All nine of the most dangerous enterprise vulnerabilities detected in the wild are more than three years old. This means that most enterprise vulnerabilities are not new or cutting edge, putting to rest many enterprise fears about “keeping up” with evolving data security risks. It’s clear from the data that it’s just as important to clean house and address existing vulnerabilities.
These new insights come from the 2015 Cyber Risk Report released by HP Security Research, which looks at how hackers exploit today’s threat landscape. As the report indicates, the past is a “prologue,” where old problems populate the threat landscape, even as new technologies like mobility open new doors. Mobile, however, fares little better. Web apps and mobile apps all are ripe with vulnerabilities and there was a huge recent jump in the number of Android ransomeware samples in Q4 of 2014, the most recent data sampled in the report.
In most cases where old problems affect enterprise vulnerability, a simple patch would have sufficed. For many, patches have been available for years. This begs the question, why weren’t the patches rolled out? It’s not insider maliciousness at play. Or mistakes. It’s neglect.

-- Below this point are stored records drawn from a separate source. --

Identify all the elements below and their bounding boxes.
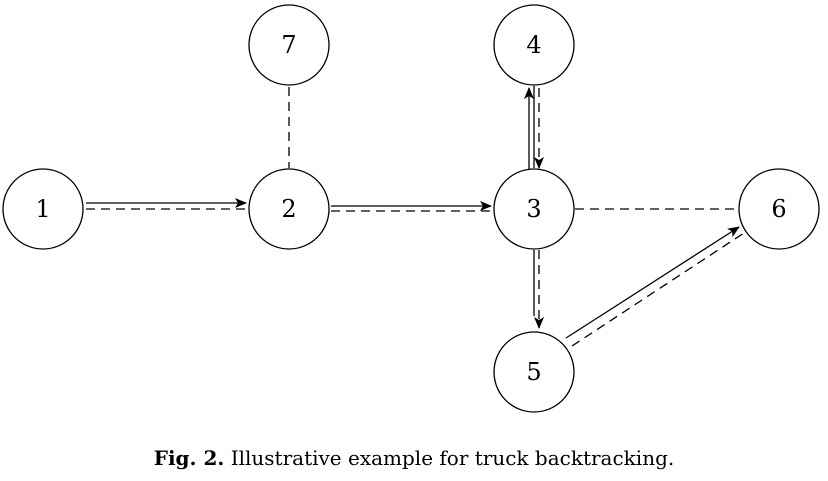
- node-5-circle: [493, 331, 575, 413]
- figure-caption-label: Fig. 2.: [153, 446, 225, 470]
- node-3-label: 3: [526, 195, 541, 223]
- node-6-label: 6: [771, 195, 786, 223]
- node-2-label: 2: [281, 195, 296, 223]
- node-6: 6: [738, 168, 820, 250]
- edge-5-6-solid: [565, 226, 740, 339]
- node-4-label: 4: [526, 31, 541, 59]
- node-1-circle: [2, 168, 84, 250]
- node-3-circle: [493, 168, 575, 250]
- node-2-circle: [248, 168, 330, 250]
- edge-5-6-dashed: [571, 232, 745, 347]
- route-diagram: 1 2 3 4 5 6 7: [2, 4, 820, 413]
- node-1-label: 1: [35, 195, 50, 223]
- node-7-circle: [248, 4, 330, 86]
- node-7: 7: [248, 4, 330, 86]
- node-7-label: 7: [281, 31, 296, 59]
- node-5-label: 5: [526, 358, 541, 386]
- figure-caption-text: Illustrative example for truck backtrack…: [230, 446, 675, 470]
- node-1: 1: [2, 168, 84, 250]
- node-2: 2: [248, 168, 330, 250]
- figure-caption: Fig. 2. Illustrative example for truck b…: [0, 446, 828, 470]
- node-6-circle: [738, 168, 820, 250]
- node-4: 4: [493, 4, 575, 86]
- node-3: 3: [493, 168, 575, 250]
- node-5: 5: [493, 331, 575, 413]
- node-4-circle: [493, 4, 575, 86]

In some cases, IT security professionals are ignoring patches because they feel they may have bloat or may have unintended consequences. While this is true, as TechCrunch points out, any negative consequences are quickly remedied and a 3-year gap in patching vulnerabilities remains unacceptable. That’s neglect. As TechCrunch points out, IT cannot afford to overlook vulnerabilities:
Think about the size of your business. Now consider how many devices each employee plugs in to your network. For any given individual in your organization, it’s going to be at least two (i.e., a computer and a smartphone) and will often be three (i.e., a computer, a smartphone and a tablet). Every one of those devices is a node, and every node is a potential entry point for an attacker. Broad scale and timely action in cybersecurity is crucial for providing real protection to the underlying network.
While automating patches is key, it remains one of the many layers of security to meet today’s vulnerability landscape. As the HP Security Report re-iterates, “multi-layer defenses” are not a requirement.